In 1931-32, Beskin had a brief period in Voronezh, as he became Rector of the newly opened Voronezh Agrarian and Pedagogical Institute (1931-1932).

Returning to Moscow, Beskin became Editor-in-Chief of the State Publishing House of Fine Arts (Izogiz) (1932-1934), Chief Inspector of the People's Commissariat of Education of the RSFSR for Fine Arts (1934-1936), simultaneously editor-in-chief of the magazines “Art and Creativity” (1932-1940), director and editor-in-chief of the publishing house “Art” (1936-1938).

==Campaign against Formalism in Painting in 1930s==
In 1932, Joseph Stalin decided to unite all writers, composers, painters and sculptors and theater artists in state-controlled artists unions to make them follow the compulsory method of Socialist realism. After Stalin initiated the Politburo resolution "On the Restructuring of Literary and Artistic Organizations" on April 23, 1932, the Moscow Union of Soviet Artists and similar unions were promptly created in Leningrad and in all Soviet republics, with mandatory membership for all painters and sculptors, to “direct art toward the goals set by the Party.”.

The next task was to combat all dissenters within the artists’s unions who would not limit their creativity to the compulsory method of Socialist realism and stuck to different art schools and values.

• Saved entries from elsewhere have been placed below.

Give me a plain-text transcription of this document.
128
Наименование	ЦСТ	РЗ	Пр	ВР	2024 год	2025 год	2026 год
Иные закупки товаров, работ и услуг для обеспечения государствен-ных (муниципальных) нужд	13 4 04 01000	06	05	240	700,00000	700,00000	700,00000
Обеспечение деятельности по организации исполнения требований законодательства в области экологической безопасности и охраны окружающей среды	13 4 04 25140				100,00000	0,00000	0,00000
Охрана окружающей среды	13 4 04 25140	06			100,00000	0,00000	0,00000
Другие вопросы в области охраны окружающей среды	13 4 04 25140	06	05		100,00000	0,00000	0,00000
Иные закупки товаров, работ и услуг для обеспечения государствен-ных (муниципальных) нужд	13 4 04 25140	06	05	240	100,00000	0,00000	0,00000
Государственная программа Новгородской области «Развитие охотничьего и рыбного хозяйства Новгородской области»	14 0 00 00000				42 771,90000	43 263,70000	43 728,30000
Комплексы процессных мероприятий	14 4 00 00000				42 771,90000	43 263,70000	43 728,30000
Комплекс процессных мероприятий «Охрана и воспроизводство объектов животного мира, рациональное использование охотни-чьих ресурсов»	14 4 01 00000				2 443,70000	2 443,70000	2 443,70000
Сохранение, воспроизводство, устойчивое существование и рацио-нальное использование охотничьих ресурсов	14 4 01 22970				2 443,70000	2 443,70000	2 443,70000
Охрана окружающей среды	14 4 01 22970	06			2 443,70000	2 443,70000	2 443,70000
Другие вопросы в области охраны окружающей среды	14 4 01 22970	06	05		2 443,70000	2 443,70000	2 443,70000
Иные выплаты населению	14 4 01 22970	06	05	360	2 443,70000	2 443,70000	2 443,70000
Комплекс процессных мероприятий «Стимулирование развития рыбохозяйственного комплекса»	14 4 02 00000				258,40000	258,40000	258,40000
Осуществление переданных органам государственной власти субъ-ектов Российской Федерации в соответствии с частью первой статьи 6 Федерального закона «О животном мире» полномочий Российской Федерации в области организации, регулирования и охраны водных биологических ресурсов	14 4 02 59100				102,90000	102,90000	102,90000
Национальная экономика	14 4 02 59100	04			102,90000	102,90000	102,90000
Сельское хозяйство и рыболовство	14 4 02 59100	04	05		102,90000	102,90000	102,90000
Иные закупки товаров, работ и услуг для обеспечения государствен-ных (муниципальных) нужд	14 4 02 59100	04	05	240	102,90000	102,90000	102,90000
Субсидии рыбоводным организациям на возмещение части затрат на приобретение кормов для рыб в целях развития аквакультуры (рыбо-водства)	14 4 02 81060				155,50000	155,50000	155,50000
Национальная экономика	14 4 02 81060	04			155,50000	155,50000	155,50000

To fight them, in 1932 the Central Committee selected Osip Beskin, a literary critic of the former RAPP (Russian Association of Proletarian Writers), who was known for the tireless search and exposure of disguised enemies of Soviet power in the sphere of literature in the 1920s, most of whom (poets Sergey Klychkov, Nikolai Klyuev, Pyotr Oreshin, writer Alexander Voronsky) were eventually executed in 1937-1938. Beskin was appointed Chief inspector of the People's Commissariat for Education for fine arts, and director of “Izogiz” - the state publishing house of literature on art, and editor-in-chief of the magazines “Art” («Искусство») and “Creativity” («Творчество») which were created due to the same resolution of the Politburo of 1932. In 1933, Osip Beskin published the book “Formalism in Painting”, which became a guide to identifying and exposing formalist artists.

==During the war==
- Director of the exhibition "The Second Great Patriotic War" in the Directorate of Art Exhibitions and Panoramas (1942-1943)

- Senior Consultant on Creative Issues of the Moscow Association of Artists (1943-1946)

==Post-war years==
- Artistic Director and Editor-in-Chief of the Association of Artists "Soviet Graphic" (1946-1948)
- Artistic Director for the Production of Prints of the Graphic Works Combine (1954-1963).

==Main writings==
- “Kulak literature and opportunistic criticism”. Moscow, 1930, 1931 (2nd edition) (Кулацкая художественная литература и оппортунистическая критика. Москва, 1930, 1931)
- “The creative path of Mayakovsky”. Voronezh, 1931 (Творческий путь Маяковского. Воронеж, 1931)
- ”Formalism in painting”. Moscow, Vsekohudozhnik Editions, 1933 (Бескин, Осип Мартынович. «Формализм в живописи». Москва, издательство «Всекохудожник», 1933)
- The Hero artist. Moscow, 1956
- Ekaterina Belashova. Moscow, 1958
- Yuri Pimenov. Moscow, 1960
- Victor Shestakov. Moscow, 1965
- Georgy Echeistov. Moscow, 1969

==Family life==
- Osip Beskin had romantic relationship with actress Veronika Polonsky, who was poet Vladimir Mayakovsky’s lover.